As I thrashed I heard the kids on the bank yelling. Calling out to my half-brother. Those kids couldn’t swim, so they couldn’t come out to help me. But they did get Joel’s attention.
Joel swam back to me and pulled me back toward the shore. He was livid. When he got to the shallow water, he dumped me on the muddy bottom and stomped off.
He might have said something, but I can’t remember. The message was clear enough. “If you weren’t such a useless idiot none of this would have happened. You’re more trouble than you’re worth.” I was utterly humiliated. Being rescued made me feel like a failure. A complete loser. That’s certainly how my rescuer saw me.
I thought about my near drowning experience as I imagined Peter sinking beneath the waves. Peter was a fishermen. He knew how to swim. And he was out on the water by Jesus’ own invitation. Well, strictly speaking, Peter had invited himself and Jesus had said, “Sure, come on out.” Still, Peter was sinking in a stormy sea. He was terrified. He cried out for help. And Jesus rescued him.
The text doesn’t tell us how Peter felt about being rescued. But I believe that one of the lessons of this all-too-familiar passage is that being a person of faith means to look to God for salvation. Not as an exception to the general rule of our own spiritual and moral competence and self-reliance.
Nope. It seems to me that faith is a habitual way of navigating the planet. People who look to God for salvation admit that we cannot live life fully and fruitfully without drawing upon a power beyond ourselves who is greater than we are.
I don’t really know why, but this is easier said than done. We seem convinced that we’re supposed to validate our own existence by what we do.
One of our chief spiritual struggles, it seems to me, is coming to terms with the very idea that we need a savior. It makes us feel like, well, failures. Losers on a cosmic scale.

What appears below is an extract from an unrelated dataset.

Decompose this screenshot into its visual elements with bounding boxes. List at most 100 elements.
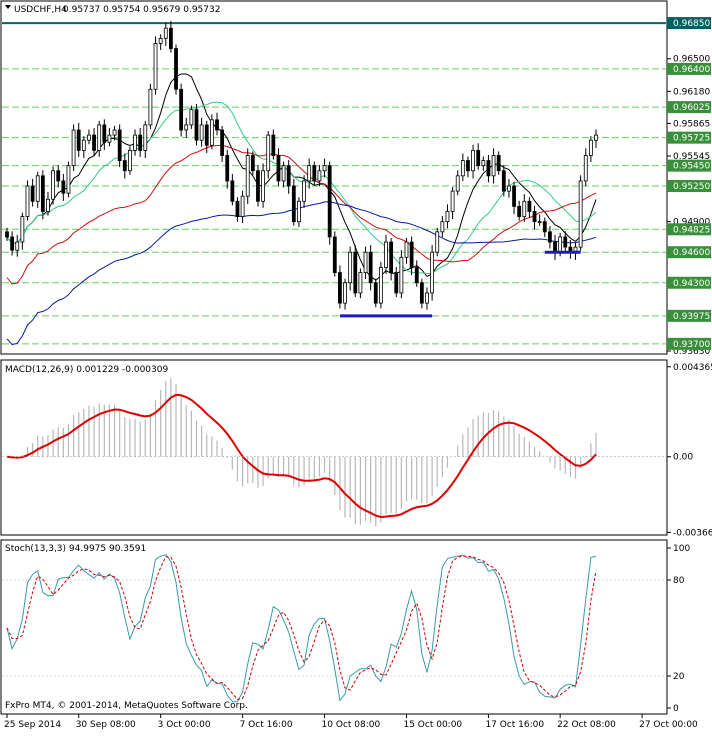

I wonder if you see Peter as something of a failure in this story. Lots of preachers and teachers say so if not in so many words. They tell us that Peter got out of the boat in a great act of faith and that he sank only because he let doubt diminish his faith.
It’s as if Jesus said, “If you hadn’t doubted I wouldn’t have had to go to all this trouble. You’d be strolling across this water like nobody’s business. What a loser!”

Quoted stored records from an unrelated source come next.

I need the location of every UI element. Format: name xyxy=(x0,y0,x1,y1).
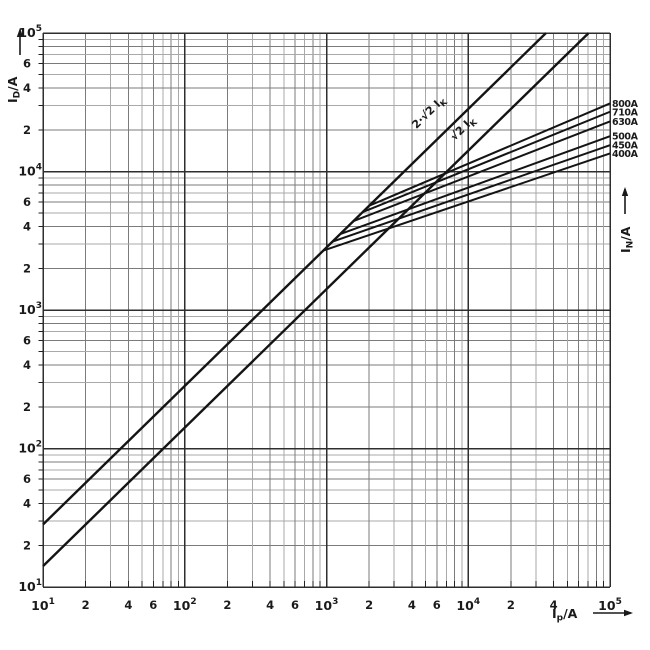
x-tick-minor-label: 4 xyxy=(124,598,132,612)
reference-lines xyxy=(42,32,590,568)
x-tick-minor-label: 2 xyxy=(223,598,231,612)
reference-line-sqrt2 xyxy=(42,32,590,568)
series-label-450A: 450A xyxy=(612,141,639,152)
reference-line-label: 2·√2 IK xyxy=(409,93,449,133)
y-tick-minor-label: 6 xyxy=(23,195,31,209)
x-tick-decade-label: 104 xyxy=(456,597,480,613)
y-tick-decade-label: 104 xyxy=(18,163,42,179)
y-tick-decade-label: 103 xyxy=(18,301,42,317)
y-tick-minor-label: 2 xyxy=(23,261,31,275)
series-label-630A: 630A xyxy=(612,117,639,128)
series-line-800A xyxy=(368,102,611,207)
series-line-630A xyxy=(353,120,611,223)
x-tick-minor-label: 4 xyxy=(266,598,274,612)
x-tick-minor-label: 6 xyxy=(149,598,157,612)
series-label-500A: 500A xyxy=(612,132,639,143)
y-tick-minor-label: 6 xyxy=(23,334,31,348)
series-line-710A xyxy=(362,110,611,214)
x-tick-minor-label: 2 xyxy=(507,598,515,612)
x-tick-decade-label: 102 xyxy=(173,597,197,613)
x-tick-minor-label: 6 xyxy=(291,598,299,612)
y-tick-minor-label: 4 xyxy=(23,220,31,234)
x-tick-decade-label: 103 xyxy=(315,597,339,613)
x-tick-minor-label: 4 xyxy=(550,598,558,612)
series-label-800A: 800A xyxy=(612,99,639,110)
series-line-400A xyxy=(323,152,611,252)
series-label-400A: 400A xyxy=(612,149,639,160)
y-tick-minor-label: 6 xyxy=(23,472,31,486)
y-axis-up-arrow-icon xyxy=(16,28,24,37)
x-axis-right-arrow-icon xyxy=(624,609,633,617)
right-axis-title: IN/A xyxy=(618,226,636,253)
y-tick-minor-label: 2 xyxy=(23,123,31,137)
reference-line-2sqrt2 xyxy=(42,32,547,526)
fuse-rating-curves xyxy=(323,102,611,252)
x-tick-decade-label: 101 xyxy=(31,597,55,613)
y-tick-decade-label: 101 xyxy=(18,578,42,594)
y-tick-minor-label: 2 xyxy=(23,400,31,414)
y-tick-minor-label: 2 xyxy=(23,538,31,552)
reference-line-label: √2 IK xyxy=(448,113,480,145)
y-tick-minor-label: 4 xyxy=(23,497,31,511)
series-label-710A: 710A xyxy=(612,107,639,118)
x-tick-minor-label: 2 xyxy=(82,598,90,612)
x-tick-minor-label: 4 xyxy=(408,598,416,612)
axis-tick-marks xyxy=(38,38,605,587)
x-tick-decade-label: 105 xyxy=(598,597,622,613)
y-tick-decade-label: 102 xyxy=(18,440,42,456)
y-tick-minor-label: 4 xyxy=(23,358,31,372)
x-axis-title: Ip/A xyxy=(552,606,578,624)
x-tick-minor-label: 2 xyxy=(365,598,373,612)
right-axis-up-arrow-icon xyxy=(621,187,629,196)
y-tick-minor-label: 6 xyxy=(23,57,31,71)
log-grid-lines xyxy=(42,32,611,588)
y-tick-decade-label: 105 xyxy=(18,24,42,40)
series-line-500A xyxy=(339,135,611,235)
x-tick-minor-label: 6 xyxy=(433,598,441,612)
series-line-450A xyxy=(332,144,611,243)
y-tick-minor-label: 4 xyxy=(23,81,31,95)
y-axis-title: ID/A xyxy=(5,76,23,103)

What Jesus actually said was this: “You of little faith, why did you doubt?” (Matthew 14:31)
The message he’s delivering is something like this: “I know you want to trust me. What makes you hesitant?”
We all have a hesitant little faith. Trusting God is always risky for us and sometimes downright terrifying. That’s because God is asking nothing less than to trust him with our temporal and eternal life.
Trust is something we grow into. God does not condemn us for needing to learn to trust him. God delights in building our trust by being trustworthy in ways both small and spectacular.
Here’s what hesitant little faith looks like in my own life:
I don’t have all the right answers. About marriage or parenting or how to be a deacon or a priest or a bishop.
Even my most carefully constructed plans fail to to take things into account, make faulty assumptions, and have negative results I neither intended nor anticipated.
Every time I do something good for somebody else it’s only an imperfect good. But it’s the only good that I have to offer.
My good intentions don’t count for much of anything. My motives are generally mixed.
I should practice saying “I’m sorry.” I’ll get plenty of opportunity to use it.
A lot of stuff in this world is unfair. It breaks my heart. I’m clueless about what to do about most of it. But I still have to try.
I suppose this doesn’t look like walking on water. It’s more like being in over my head. But that doesn’t make me or you a failure or a loser. It just makes us people who are learning to look to God for salvation in the messy, joyful place that is our life.
A version of this sermon was preached at Polk Memorial Episcopal Church in Leesville, LA.